Il ne m’a jamais quitté. Mes mots sont un peu les siens.
Dans le train
qui t’a ramenée, après la trop lente traversée des banlieues, l’accélération a
mis des rougeurs à tes joues. Tu te sentais mieux malgré des douleurs au bas du
ventre. Tu as somnolé, un rêve a commencé, et tu t’es penchée vers mon berceau
dans une pièce en longueur dont tu ne distinguais ni porte ni fenêtre. Une
ombre, à ce moment précis où tu te penchais, sera tombée du plafond et m’aura
recouvert comme un éteignoir.
Tes bras ont
étreint le vide et tu as poussé un cri. C’était la nuit dans le wagon. Quelques
voyageurs se sont retournés et tu as cru qu’ils ricanaient. Puis le sommeil t’a
étourdie jusqu’à l’aube. Tes jambes, d’avoir marché si vite pour aller à la
gare, avaient enflé.
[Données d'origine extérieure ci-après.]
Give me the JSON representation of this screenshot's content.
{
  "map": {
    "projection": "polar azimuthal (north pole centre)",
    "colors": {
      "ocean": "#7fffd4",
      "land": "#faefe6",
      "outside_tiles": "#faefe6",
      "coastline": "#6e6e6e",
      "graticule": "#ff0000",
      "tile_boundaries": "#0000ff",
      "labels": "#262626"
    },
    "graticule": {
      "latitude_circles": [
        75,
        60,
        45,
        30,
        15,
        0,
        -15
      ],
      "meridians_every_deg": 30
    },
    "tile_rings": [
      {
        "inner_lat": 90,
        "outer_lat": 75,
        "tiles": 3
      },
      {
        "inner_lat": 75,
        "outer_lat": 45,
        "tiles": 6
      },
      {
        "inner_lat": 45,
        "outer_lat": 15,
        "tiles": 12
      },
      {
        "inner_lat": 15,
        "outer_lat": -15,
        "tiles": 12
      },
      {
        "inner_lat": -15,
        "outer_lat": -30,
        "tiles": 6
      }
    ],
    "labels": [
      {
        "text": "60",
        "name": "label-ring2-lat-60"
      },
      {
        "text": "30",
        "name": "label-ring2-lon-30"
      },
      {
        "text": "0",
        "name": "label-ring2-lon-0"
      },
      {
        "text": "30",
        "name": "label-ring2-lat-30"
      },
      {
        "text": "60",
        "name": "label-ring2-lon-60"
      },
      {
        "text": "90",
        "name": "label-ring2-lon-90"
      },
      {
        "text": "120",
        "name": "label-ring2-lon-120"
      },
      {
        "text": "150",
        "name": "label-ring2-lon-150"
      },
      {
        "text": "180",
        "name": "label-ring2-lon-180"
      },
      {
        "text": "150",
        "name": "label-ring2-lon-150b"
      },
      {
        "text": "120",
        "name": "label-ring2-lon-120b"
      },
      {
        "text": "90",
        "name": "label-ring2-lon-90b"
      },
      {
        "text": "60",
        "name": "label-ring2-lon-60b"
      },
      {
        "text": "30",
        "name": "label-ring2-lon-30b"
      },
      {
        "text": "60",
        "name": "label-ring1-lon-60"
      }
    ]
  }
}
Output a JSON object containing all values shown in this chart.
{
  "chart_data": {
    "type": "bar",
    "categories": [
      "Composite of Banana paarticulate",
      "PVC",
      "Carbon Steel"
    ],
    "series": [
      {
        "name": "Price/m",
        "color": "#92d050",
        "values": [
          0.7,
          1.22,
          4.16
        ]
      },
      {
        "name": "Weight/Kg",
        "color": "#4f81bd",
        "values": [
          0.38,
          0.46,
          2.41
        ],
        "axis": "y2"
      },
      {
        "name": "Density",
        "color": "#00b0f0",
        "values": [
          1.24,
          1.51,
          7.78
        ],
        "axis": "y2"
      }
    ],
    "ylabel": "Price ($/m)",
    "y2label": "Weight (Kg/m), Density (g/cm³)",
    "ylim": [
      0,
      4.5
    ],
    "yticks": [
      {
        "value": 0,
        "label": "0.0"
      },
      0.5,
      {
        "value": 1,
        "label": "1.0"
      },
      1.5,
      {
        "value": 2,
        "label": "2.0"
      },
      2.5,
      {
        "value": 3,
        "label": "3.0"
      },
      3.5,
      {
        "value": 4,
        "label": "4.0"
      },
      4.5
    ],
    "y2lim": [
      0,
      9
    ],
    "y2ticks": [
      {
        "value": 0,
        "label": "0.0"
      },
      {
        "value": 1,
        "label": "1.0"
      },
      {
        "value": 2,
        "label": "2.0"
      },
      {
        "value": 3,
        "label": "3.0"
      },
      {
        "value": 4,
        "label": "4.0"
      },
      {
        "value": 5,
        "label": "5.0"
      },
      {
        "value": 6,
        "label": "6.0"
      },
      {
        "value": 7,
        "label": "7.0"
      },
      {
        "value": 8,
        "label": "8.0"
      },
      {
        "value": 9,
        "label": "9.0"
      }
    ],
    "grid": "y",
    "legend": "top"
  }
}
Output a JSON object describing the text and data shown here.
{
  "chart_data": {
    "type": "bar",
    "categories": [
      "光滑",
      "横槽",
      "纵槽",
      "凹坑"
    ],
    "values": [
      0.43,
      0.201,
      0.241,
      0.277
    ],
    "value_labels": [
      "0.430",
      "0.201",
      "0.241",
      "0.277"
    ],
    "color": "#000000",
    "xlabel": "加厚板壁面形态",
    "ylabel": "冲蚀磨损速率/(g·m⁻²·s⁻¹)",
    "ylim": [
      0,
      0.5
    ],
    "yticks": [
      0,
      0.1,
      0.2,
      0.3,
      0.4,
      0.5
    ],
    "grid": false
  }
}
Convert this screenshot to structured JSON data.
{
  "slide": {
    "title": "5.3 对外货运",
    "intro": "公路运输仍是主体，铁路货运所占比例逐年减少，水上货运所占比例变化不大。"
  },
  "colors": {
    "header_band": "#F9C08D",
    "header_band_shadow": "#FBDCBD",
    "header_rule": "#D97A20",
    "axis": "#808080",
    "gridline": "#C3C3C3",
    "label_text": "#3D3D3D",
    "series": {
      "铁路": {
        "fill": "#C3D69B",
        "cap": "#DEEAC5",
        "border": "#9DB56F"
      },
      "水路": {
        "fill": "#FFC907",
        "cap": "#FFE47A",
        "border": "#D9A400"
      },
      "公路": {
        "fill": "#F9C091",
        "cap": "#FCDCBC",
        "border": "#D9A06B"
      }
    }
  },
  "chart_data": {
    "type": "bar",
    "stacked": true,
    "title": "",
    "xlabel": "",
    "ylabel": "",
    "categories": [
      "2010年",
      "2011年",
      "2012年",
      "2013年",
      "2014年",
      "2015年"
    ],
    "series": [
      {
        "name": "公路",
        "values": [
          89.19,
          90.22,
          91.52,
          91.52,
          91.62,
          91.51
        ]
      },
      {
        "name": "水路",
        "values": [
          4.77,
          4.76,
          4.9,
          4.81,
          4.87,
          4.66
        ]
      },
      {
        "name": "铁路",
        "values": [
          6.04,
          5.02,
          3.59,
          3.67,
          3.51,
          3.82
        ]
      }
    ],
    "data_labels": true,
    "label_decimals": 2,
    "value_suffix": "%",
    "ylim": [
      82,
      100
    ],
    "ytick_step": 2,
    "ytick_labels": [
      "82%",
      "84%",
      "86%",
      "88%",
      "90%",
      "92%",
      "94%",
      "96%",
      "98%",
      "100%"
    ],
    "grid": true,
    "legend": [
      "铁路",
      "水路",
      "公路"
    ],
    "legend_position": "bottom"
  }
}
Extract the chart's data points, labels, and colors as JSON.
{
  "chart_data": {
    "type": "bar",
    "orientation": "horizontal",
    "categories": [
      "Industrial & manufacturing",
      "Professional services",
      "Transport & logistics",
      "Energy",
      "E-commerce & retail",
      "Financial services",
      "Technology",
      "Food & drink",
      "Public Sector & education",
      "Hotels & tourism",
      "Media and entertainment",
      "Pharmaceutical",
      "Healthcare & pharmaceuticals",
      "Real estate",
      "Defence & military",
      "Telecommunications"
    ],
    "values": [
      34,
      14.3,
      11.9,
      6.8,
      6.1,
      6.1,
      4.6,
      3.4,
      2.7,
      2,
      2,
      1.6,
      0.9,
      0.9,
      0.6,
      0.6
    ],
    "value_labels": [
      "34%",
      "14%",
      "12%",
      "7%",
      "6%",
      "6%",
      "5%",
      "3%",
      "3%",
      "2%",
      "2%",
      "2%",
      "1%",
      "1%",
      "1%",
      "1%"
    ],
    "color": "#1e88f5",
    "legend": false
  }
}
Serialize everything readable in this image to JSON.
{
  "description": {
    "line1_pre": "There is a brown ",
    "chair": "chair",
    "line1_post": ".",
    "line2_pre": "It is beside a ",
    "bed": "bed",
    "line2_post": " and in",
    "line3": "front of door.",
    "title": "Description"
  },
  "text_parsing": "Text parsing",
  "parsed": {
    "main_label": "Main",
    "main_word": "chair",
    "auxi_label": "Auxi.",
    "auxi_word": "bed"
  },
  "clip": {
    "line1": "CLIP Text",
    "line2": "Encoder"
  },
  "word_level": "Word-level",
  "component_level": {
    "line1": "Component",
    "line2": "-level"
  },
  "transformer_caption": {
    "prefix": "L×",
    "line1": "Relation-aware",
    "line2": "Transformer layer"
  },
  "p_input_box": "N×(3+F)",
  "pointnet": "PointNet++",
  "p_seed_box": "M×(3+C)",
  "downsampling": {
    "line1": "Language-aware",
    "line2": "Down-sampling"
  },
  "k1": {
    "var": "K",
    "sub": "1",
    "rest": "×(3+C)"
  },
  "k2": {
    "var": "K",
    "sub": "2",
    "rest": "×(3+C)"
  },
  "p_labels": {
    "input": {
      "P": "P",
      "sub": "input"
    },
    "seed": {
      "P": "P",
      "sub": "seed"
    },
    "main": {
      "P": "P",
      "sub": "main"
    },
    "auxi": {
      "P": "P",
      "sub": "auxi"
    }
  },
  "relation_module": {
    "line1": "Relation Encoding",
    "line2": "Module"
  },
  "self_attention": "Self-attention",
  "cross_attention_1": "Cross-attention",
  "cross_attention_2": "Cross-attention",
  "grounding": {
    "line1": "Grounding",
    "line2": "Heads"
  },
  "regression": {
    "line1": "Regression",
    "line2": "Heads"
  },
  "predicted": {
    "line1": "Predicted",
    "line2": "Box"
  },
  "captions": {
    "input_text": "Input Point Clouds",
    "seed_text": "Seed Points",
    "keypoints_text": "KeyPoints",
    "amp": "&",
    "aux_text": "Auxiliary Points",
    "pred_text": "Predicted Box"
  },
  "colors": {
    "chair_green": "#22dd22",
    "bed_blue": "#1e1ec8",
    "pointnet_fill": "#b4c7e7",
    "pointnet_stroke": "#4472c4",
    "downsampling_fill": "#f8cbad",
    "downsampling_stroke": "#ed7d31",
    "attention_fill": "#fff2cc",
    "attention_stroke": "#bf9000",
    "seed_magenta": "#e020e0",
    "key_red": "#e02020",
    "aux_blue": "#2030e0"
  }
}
Le sang battait lourdement à tes tempes.
Dans moins
d’une heure, tu serais assise dans la cuisine de ta demi-sœur avec un grand bol
de café pour te réchauffer. Elle ne poserait pas de question. Elle n’était pas
de ce genre-là, à poser trop de questions. Elle ne romprait pas le silence qui n’en
finirait pas de parler.
Pendant ce
temps, un autre train me conduisait vers une maison basse du nord de la France.
Autre décor. Autres coulisses. Dans la neige de novembre à avril, les bœufs
figés dans les enclos, et les secrets suppuraient à bas bruit dans des chambres
trop froides. Je n’en sais pas davantage. Aucun nom de personne retrouvé ni de
lieu. Aucun registre où en chercher.
Mon existence
était blanche comme la neige était blanche.